With the marketplace expanding by more than double since 2019, Etsy’s CEO Josh Silverman highlighted that the pressing realities of today necessitate major changes. The company has created an international platform that allows buyers to connect with local artisans, significantly contributing to its growth.
Along with the downsizing announcement, Etsy revised its guidance for the fourth quarter. The company now anticipates a slight decline in gross merchandise sales (1%-2%) from the year-ago quarter but expects an increase in revenue between 2% and 3%. The adjusted EBITDA margin is also projected to rise from 27% to 28%, an increase from the previous guidance of 26% to 27%. However, the company’s stock fell by 7% in the wake of this announcement.
Etsy’s decision to let go a portion of its workforce follows a similar move by toymaker Hasbro, which is grappling with subdued sales continuing into the holiday shopping season. The company laid off 1,100 employees from its total of approximately 6,300.
“We are operating in a very challenging macro and competitive environment, and [gross merchandise sales] has remained essentially flat since 2021. This means we are not bringing our sellers more sales, which is the single most important thing we can do for them. At the same time, employee expenses have grown, even as we have introduced significant cost-cutting measures and adjusted or paused hiring plans. This is ultimately not a sustainable trajectory and we must change it.”
Josh Silverman, Etsy CEO, via CNBC
The cost of Etsy’s layoffs is estimated to fall between $25 million and $30 million. This primary expenditure will go toward severance payments, employee benefits, and other related costs. Through its restructuring, Etsy aims to achieve greater operational efficiencies, cost savings, and cost avoidance, particularly concerning salary costs and benefits. The company plans to finalize the restructuring process by the end of the first quarter of 2024.
As part of the changes, Chief Marketing Officer Ryan Scott will be departing from the company. His responsibilities will be absorbed by the current Chief Operating Officer Raina Moskowitz, a former American Express executive. Simultaneously, Chief Human Resources Officer Kimaria Seymour will be leaving her role, with the baton passed on to Toni Thompson, the company’s incumbent vice president of global people and talent strategy.

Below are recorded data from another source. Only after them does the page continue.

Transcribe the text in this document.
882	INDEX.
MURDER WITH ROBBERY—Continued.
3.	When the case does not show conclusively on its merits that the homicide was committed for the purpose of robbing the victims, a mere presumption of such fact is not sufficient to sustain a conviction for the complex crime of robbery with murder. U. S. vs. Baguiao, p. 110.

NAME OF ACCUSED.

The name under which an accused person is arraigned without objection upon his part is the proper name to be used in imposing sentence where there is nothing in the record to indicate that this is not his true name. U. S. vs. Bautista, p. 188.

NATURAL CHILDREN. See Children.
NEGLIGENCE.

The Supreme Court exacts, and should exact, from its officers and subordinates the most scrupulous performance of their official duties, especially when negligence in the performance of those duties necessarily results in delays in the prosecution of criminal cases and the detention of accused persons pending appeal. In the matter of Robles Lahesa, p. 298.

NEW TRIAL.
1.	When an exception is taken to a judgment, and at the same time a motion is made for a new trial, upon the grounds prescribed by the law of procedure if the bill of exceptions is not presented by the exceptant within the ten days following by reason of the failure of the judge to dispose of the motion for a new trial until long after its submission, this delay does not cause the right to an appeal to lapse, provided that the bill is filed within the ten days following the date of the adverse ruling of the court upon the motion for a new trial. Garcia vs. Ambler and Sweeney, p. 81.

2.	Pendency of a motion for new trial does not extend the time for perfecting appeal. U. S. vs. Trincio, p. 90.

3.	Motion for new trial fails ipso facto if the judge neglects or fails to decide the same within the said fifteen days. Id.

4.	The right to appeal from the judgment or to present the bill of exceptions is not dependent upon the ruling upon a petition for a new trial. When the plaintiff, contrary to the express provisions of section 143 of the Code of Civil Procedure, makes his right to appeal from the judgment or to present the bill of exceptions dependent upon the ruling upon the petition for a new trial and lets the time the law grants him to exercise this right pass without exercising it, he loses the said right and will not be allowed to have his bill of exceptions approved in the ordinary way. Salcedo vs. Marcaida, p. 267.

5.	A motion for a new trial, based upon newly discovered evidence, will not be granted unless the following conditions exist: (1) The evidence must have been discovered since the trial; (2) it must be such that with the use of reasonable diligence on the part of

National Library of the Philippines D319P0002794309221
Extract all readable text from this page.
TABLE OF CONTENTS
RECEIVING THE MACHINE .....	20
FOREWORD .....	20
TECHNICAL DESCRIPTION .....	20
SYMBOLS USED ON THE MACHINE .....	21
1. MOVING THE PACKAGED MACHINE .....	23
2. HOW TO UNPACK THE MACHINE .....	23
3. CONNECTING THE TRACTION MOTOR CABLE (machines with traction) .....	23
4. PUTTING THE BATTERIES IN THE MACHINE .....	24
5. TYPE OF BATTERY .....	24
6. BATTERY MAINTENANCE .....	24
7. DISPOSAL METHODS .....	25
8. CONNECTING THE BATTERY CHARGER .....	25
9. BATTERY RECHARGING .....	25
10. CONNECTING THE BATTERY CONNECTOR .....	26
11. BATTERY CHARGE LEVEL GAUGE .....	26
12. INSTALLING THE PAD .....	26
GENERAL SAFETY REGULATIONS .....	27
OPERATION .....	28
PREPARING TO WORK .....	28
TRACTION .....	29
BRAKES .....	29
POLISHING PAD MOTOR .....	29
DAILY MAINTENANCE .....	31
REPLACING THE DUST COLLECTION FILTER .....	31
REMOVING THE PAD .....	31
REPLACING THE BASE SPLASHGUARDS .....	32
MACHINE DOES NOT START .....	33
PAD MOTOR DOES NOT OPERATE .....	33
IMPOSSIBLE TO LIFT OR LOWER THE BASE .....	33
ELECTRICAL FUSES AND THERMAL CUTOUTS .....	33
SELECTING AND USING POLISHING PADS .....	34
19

In light of the layoffs coming during the holiday season, Etsy has planned arrangements to ease the impact on affected employees. They will continue to be paid through at least Jan. 2, even though the last working day for most will be the preceding Wednesday. Additionally, they’ll receive 16 weeks of base pay as severance, plus one week for each full year of service. Further benefits include extended COBRA health insurance and the opportunity to keep their company laptop.